Of course, you don't necessarily have to love it to do it justice. It is sufficient to respect one's merits - for example, to think about how one would get along in one's own private area without the car. Not only do you have to remove your own car from the bill, but also all the cars that you use without noticing it: when shopping in well-stocked stores, reading the newspaper or when the man comes to run the oil heating repaired.

The fact that it doesn't work without a car does not, however, rule out increasing common sense in dealing with it. In the next few years everyone will have to think more carefully than before whether a trip to a certain time and place is absolutely necessary. Traffic density is already slowing down the old freedom of movement in many places, and in the future the growing costs of car ownership will also do so. On the side of the desired self-discipline comes more and more the unfavorable circumstances. But even in places where everything currently still seems to be in order, it will soon be part of the civic duty not to drive a car at any price, if it can reasonably be otherwise.
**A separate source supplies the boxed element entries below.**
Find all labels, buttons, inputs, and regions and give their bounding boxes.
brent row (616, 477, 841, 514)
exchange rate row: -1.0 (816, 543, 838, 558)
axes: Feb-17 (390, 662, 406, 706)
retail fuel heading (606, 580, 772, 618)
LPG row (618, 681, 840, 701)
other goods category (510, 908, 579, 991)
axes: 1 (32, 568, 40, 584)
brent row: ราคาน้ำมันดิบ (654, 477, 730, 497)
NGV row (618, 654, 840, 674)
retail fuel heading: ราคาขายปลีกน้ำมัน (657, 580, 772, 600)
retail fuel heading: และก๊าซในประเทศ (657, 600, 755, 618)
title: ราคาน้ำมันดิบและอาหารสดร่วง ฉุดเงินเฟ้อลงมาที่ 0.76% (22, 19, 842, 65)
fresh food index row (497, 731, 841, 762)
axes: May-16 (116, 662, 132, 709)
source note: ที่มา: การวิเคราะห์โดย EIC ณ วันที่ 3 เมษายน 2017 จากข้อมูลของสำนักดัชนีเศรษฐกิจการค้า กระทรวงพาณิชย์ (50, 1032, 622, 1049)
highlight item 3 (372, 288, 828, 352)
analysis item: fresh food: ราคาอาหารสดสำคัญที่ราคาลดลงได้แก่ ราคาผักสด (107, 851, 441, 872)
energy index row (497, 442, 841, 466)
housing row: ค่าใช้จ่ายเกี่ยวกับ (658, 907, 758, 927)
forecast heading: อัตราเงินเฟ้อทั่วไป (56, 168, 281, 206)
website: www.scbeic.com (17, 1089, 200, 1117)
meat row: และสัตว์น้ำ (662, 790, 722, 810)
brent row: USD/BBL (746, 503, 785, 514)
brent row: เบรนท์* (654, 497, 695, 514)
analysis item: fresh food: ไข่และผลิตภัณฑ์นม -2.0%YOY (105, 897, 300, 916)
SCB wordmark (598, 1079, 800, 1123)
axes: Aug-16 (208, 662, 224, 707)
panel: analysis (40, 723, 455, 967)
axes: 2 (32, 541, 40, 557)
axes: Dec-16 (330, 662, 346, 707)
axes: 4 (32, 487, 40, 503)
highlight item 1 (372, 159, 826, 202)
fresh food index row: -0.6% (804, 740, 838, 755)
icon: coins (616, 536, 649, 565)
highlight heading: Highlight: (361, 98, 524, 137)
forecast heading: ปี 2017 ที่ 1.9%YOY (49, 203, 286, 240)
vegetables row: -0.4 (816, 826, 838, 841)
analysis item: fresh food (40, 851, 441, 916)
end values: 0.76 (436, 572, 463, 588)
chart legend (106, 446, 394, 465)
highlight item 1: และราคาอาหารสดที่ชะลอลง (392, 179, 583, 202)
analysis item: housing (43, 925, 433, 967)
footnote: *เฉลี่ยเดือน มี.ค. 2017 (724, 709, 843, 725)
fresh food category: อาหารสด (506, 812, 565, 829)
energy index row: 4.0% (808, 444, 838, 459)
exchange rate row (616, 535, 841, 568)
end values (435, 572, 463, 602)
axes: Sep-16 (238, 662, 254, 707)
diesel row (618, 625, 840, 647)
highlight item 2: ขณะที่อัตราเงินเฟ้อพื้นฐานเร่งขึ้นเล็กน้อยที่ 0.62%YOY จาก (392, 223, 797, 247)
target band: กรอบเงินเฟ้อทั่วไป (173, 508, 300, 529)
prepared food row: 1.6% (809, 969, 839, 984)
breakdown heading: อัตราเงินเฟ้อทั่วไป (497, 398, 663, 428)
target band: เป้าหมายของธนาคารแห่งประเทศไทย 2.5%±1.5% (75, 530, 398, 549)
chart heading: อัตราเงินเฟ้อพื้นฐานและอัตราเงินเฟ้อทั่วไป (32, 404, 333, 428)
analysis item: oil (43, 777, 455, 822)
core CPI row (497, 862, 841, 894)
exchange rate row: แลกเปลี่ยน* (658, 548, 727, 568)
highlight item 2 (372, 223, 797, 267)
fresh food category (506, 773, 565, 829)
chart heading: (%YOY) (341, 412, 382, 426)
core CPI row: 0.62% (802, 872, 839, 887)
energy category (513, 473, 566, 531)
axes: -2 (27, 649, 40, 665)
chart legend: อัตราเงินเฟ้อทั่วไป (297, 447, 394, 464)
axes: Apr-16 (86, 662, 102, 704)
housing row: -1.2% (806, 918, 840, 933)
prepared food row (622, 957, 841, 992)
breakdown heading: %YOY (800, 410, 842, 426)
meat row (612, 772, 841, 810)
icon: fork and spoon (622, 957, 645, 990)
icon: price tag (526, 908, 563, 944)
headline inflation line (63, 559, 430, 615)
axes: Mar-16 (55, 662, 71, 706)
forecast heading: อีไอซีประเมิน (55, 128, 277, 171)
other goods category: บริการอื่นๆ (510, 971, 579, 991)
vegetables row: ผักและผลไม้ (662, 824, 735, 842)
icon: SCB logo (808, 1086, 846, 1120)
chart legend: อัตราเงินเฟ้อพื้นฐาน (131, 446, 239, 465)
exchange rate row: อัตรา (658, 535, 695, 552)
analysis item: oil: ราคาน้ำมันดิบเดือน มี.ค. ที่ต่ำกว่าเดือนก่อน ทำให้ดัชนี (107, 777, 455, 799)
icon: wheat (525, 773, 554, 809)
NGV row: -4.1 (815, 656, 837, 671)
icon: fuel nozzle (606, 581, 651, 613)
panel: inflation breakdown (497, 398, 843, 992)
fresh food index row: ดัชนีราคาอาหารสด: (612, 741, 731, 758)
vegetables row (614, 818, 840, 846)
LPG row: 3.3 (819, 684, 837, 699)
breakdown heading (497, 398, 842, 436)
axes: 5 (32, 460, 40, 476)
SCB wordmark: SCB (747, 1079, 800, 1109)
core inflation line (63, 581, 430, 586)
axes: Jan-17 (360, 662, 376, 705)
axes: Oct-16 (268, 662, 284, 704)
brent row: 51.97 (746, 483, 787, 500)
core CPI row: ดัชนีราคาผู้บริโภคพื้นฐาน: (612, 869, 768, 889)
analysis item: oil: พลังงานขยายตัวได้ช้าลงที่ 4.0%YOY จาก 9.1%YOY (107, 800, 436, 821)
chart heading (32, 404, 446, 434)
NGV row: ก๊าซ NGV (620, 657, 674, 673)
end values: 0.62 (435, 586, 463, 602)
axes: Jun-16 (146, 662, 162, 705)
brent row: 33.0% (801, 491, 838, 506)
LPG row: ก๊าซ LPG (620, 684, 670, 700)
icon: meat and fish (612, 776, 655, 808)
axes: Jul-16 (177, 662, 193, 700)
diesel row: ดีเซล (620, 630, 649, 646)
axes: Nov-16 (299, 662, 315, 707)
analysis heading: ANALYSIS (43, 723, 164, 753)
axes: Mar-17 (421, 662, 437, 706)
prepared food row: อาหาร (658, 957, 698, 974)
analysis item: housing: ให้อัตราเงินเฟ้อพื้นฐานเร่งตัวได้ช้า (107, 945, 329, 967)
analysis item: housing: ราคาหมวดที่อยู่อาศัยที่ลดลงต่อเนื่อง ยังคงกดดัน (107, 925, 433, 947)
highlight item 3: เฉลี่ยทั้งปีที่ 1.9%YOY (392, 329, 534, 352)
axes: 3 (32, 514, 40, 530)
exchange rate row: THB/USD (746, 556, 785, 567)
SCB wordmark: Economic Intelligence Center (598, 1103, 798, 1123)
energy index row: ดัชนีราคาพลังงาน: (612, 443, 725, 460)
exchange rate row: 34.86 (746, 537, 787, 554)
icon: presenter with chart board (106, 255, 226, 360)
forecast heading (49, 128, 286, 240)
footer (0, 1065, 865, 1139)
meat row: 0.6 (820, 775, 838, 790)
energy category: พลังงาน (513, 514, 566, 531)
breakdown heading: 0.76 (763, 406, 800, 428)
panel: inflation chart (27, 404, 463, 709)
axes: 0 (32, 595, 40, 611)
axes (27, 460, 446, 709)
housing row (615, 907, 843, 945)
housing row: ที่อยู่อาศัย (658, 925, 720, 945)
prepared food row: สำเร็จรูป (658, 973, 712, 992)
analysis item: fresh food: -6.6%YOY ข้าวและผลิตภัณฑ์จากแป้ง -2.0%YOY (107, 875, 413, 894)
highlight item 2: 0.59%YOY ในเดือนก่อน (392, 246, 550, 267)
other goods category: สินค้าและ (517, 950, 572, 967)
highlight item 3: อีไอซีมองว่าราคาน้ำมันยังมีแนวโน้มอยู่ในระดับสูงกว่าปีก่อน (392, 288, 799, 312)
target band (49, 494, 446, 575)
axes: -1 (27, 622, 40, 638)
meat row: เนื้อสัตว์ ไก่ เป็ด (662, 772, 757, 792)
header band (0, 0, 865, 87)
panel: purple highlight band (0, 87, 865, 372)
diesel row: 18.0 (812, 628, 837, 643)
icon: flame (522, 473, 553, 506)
That doesn't have to destroy the fun of the car, where it is still there - as legitimate as ever.

But the hostility and demands that the car will be exposed to in 1973 and in the years to come must not be countered with just as senseless emotions, but rather, each for himself, with an overview and understanding.

The earlier the better.

By Gerold Lingnau, the responsible editor for “Motor” at the time, in the FAZ on December 28, 1972.